I've been using Flex Seal (clear spray on) for 3 years. It has NEVER failed to seal a seam leak to date. Spray on seam inside and out. It will not leak again. Cuts, 3-corner tears, punctures - use Flex Seal tape. Apply on the inside if possible.

Cost comparison (Walmart prices):
Aquaseal = $10 an ounce
Flex Seal spray = $0.92 an ounce

It's your money; its your choice. :O||:


----------



## taxidermist (Sep 11, 2007)

I made my duck hunting boat out of Flex Seal and it doesn't leak.:rotfl: I've tried that "crap" and it's just that-- CRAP. At least IMO.


----------



## dubob (Sep 8, 2007)

taxidermist said:


> I made my duck hunting boat out of Flex Seal and it doesn't leak.:rotfl: I've tried that "crap" and it's just that-- CRAP. At least IMO.


And you have an absolute right to voice your opinion - wrong though it be. :rotfl:

Flex Seal makes many different products and all have an intended purpose. The clear spray WILL adhere to the breathable wader fabric and seal any seam leak. The tape will also adhere to the material and you better get it placed correctly the first time because it will NOT come off once it is pressed to the material. There are materials that the spray will not adhere to and one of those is the plastic sleds used for ice fishing. But the tape and paint on liquid do very well in that arena. I am NOT a rep for Flex Seal and I don't make a commission on any of their products that you purchase. But I have used it for several years now and have had excellent results when used in appropriate situations. It DOES seal breathable waders just fine.

But if you don't like it, don't use it. Use whatever product you think gives you the most bang for your buck. Good luck to you in the marshes and may whatever product you choose to use keep you dry always. No disrespect or hard feelings intended from me on your product of choice.


----------



## fish-n-fool (May 26, 2009)

I would use flex seal tape patch on the inside and a thin layer of aqua seal on the hole on the outside. I used aqua seal on my 7 year old rogers waders on saturday after they cracked and went out Sunday and had dry feet again. great stuff and it's all I use.


----------



## Jedidiah (Oct 10, 2014)

Inside and outside is always the first best rule when it comes to patching.
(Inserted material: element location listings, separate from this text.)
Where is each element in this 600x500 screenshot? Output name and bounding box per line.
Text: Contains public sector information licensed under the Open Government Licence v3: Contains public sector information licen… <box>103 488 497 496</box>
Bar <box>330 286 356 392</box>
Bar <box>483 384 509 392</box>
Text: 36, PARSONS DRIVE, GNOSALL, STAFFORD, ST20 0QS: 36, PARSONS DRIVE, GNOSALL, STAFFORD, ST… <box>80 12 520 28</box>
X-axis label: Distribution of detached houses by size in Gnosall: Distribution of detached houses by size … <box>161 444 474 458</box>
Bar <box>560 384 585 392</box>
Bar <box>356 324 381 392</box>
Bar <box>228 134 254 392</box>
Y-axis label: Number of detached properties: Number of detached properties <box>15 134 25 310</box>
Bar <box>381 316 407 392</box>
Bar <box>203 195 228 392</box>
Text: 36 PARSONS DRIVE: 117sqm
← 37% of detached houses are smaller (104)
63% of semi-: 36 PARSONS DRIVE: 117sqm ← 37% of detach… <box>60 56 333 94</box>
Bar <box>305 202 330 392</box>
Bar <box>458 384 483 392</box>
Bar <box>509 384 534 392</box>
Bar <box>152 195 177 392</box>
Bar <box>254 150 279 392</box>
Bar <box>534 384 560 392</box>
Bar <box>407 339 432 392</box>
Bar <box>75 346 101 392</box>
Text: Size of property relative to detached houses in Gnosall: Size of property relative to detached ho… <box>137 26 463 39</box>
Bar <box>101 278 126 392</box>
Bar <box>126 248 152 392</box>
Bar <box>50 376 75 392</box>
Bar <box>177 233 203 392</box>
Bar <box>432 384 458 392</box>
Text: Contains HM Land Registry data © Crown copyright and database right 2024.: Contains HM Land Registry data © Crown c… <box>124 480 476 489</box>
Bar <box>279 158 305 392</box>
And when using cement or glue always roughen up a smooth surface a little with sandpaper.

The second rule is that barbed wire is ALWAYS six inches higher than you think it is.


----------



## DallanC (Jan 13, 2009)

Jedidiah said:


> The second rule is that barbed wire is ALWAYS six inches higher than you think it is.


+1 ... lolz

-DallanC


----------



## BigMac (Feb 12, 2012)

I love SG-20 for neoprene & rubber. Not sure if it would work on breathable or not? I bet it would.


----------